Chinese blood agents jailed over cash-for-transfusions scam
Underground trade targeted patients whose surgery had been delayed because of shortages in public blood banks
Eight “blood agents” have been sentenced to up to 18 months in jail by a court in Nanning, Guangxi, the local authorities announced on Sunday.
The men and women were found guilty of profiting from the underground blood trade, according to the report posted on social media platform Weibo.
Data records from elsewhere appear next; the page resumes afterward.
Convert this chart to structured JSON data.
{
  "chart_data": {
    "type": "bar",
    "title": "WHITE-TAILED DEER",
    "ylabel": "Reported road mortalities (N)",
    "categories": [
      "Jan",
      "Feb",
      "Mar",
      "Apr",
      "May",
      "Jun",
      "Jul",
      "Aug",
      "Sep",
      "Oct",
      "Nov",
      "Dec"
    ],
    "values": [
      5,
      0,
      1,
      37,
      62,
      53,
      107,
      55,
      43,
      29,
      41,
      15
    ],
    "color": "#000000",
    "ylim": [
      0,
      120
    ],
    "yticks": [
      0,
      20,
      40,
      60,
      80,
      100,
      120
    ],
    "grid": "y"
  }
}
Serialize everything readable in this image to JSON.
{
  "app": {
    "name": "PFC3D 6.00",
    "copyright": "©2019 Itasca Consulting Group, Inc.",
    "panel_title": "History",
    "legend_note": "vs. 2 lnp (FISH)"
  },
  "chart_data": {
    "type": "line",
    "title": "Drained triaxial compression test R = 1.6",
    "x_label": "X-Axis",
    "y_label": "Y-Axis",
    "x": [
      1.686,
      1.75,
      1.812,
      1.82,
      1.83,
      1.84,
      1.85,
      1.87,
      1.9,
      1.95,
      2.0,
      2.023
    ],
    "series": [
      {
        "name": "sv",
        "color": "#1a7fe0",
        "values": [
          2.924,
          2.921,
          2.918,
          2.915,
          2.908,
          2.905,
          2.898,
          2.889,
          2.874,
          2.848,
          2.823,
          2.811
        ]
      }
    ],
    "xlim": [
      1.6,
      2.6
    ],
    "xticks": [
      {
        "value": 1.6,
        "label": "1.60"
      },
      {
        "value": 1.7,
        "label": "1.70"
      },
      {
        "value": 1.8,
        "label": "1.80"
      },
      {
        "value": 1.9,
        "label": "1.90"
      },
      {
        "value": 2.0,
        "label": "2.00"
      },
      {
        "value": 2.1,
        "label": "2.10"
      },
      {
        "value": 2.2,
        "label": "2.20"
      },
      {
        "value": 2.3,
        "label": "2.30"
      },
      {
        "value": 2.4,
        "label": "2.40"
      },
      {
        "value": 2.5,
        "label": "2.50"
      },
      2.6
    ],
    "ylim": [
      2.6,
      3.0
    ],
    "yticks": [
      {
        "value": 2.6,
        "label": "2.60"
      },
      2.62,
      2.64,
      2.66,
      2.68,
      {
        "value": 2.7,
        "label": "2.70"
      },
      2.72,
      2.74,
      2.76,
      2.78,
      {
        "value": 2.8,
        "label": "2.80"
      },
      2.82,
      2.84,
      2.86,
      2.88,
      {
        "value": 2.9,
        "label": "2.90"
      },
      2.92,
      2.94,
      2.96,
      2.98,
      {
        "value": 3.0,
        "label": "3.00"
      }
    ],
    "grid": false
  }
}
They distributed cards with phone numbers in the city’s hospitals and targeted patients on waiting lists for various types of surgery that required a blood transfusion.
Severe shortages in government blood banks meant the operations could not proceed.
In desperation, many patients or their families were willing to pay the “agents” a fee of up to 1,000 yuan (US$152) per litre of blood to find a donor with a suitable blood type and a willingness to sell.
The blood agents kept half of the money.
One of them made nearly 250,000 yuan in a short time, according to city prosecutors.
The seller had to visit a government blood station and declare to an official that he or she was donating blood as a friend or relative of the buyer.
The official would then issue a certificate allowing the buyer to withdraw a similar amount of blood from the blood bank for the surgery.
The scam was an attempt to get around a law that made it mandatory that all blood for hospital use come from volunteers.
The Chinese authorities have banned blood trading in any form due to concerns that some people in need of money will sell blood beyond a safe amount or conceal their medical history.
A blood trader can be jailed for up to five years under mainland law.
The blood shortage has become a nationwide problem.
Health authorities in the capital said last month that inadequate blood supplies had affected routine operations in some public hospitals, according to Beijing Daily.